ABSTRACT

There has been a surge of interest recently in matters pertaining to ethical issues within the analytic and psychotherapeutic professions. No doubt this interest has been activated in part by increased calls for accountability in the helping professions from the general public, by steps taken towards voluntary and now towards statutory registration of psychotherapists, by ethical questions relating to genetic and foetal research that have raised awareness of ethical issues generally, and by an increasing number of ethics complaints brought against practitioners. But I suspect that these reasons alone do not account for what amounts to a radical change in focus and interest in ethics matters. The expectation that high ethical standards be consistently maintained in clinical practice has been a principle enshrined in the Constitution and Code of Ethics of the International Association for Analytical Psychology (IAAP). Recently, the IAAP has devoted considerable organisational time and energy to improving and updating its ethics provisions. But however much we require at the institutional level that ethics be taken as a core value, and rightly insist on the principle of high ethical standards for our profession, we have not really worked out a depth psychological understanding of this core value.
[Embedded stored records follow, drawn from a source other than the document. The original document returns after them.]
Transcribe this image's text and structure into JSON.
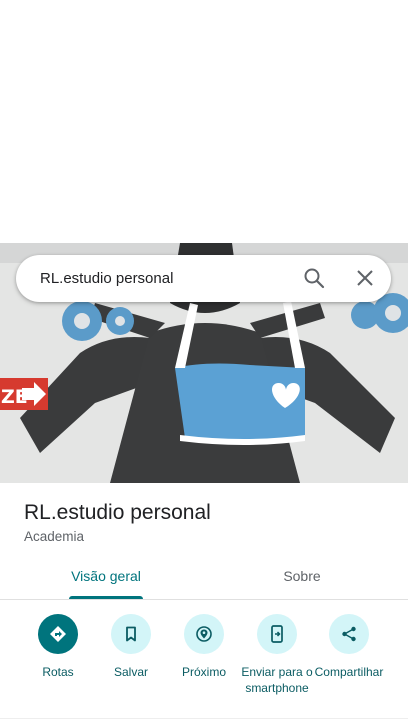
{
  "search": {
    "query": "RL.estudio personal"
  },
  "hero": {
    "sign_text": "ZE"
  },
  "place": {
    "name": "RL.estudio personal",
    "category": "Academia"
  },
  "tabs": [
    {
      "label": "Visão geral",
      "active": true
    },
    {
      "label": "Sobre",
      "active": false
    }
  ],
  "actions": [
    {
      "label": "Rotas",
      "icon": "directions-icon"
    },
    {
      "label": "Salvar",
      "icon": "bookmark-icon"
    },
    {
      "label": "Próximo",
      "icon": "nearby-icon"
    },
    {
      "label": "Enviar para o smartphone",
      "icon": "send-to-phone-icon"
    },
    {
      "label": "Compartilhar",
      "icon": "share-icon"
    }
  ],
  "colors": {
    "accent": "#00747d",
    "action_bg": "#d3f5f8",
    "label": "#0b5c63"
  }
}
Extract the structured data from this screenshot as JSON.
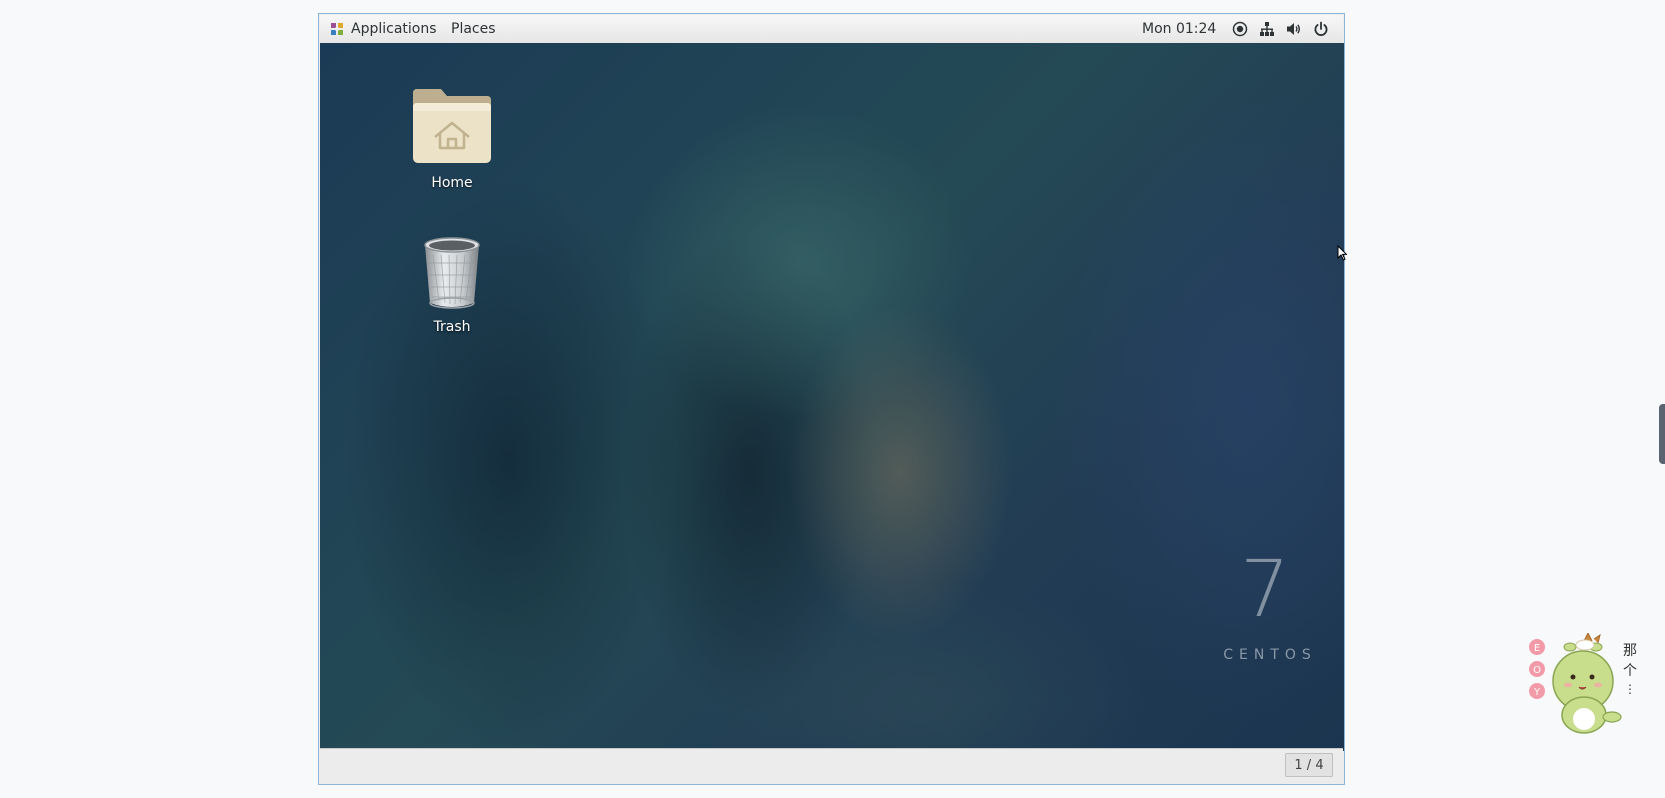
{
  "topbar": {
    "applications_label": "Applications",
    "places_label": "Places",
    "clock": "Mon 01:24",
    "tray_icons": [
      "accessibility-icon",
      "network-icon",
      "volume-icon",
      "power-icon"
    ]
  },
  "desktop": {
    "icons": [
      {
        "label": "Home",
        "icon": "home-folder-icon"
      },
      {
        "label": "Trash",
        "icon": "trash-icon"
      }
    ],
    "watermark": {
      "number": "7",
      "word": "CENTOS"
    }
  },
  "bottombar": {
    "workspace": "1 / 4"
  },
  "overlay": {
    "mascot_text": [
      "那",
      "个",
      "⋮"
    ],
    "mascot_badges": [
      "E",
      "O",
      "Y"
    ]
  },
  "colors": {
    "page_background": "#f8f9fa",
    "frame_border": "#8fb6d9",
    "panel": "#ededed"
  }
}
There has been little attempt to locate and understand the ethical attitude as an intrinsic component of the self, or, indeed, to locate the ethical attitude as an intrinsic component of the analytic attitude, which seeks to protect the development of the self and of that so intimate of relationships, between patient and analyst. Indeed, rather curiously and with some notable exceptions, ethics does not receive much exposure, if any, in our training curricula, and even less do theories about the origins and functioning of an ethical capacity or attitude in human beings appear in analytic literature. This chapter will attempt to make a contribution to this needed enquiry.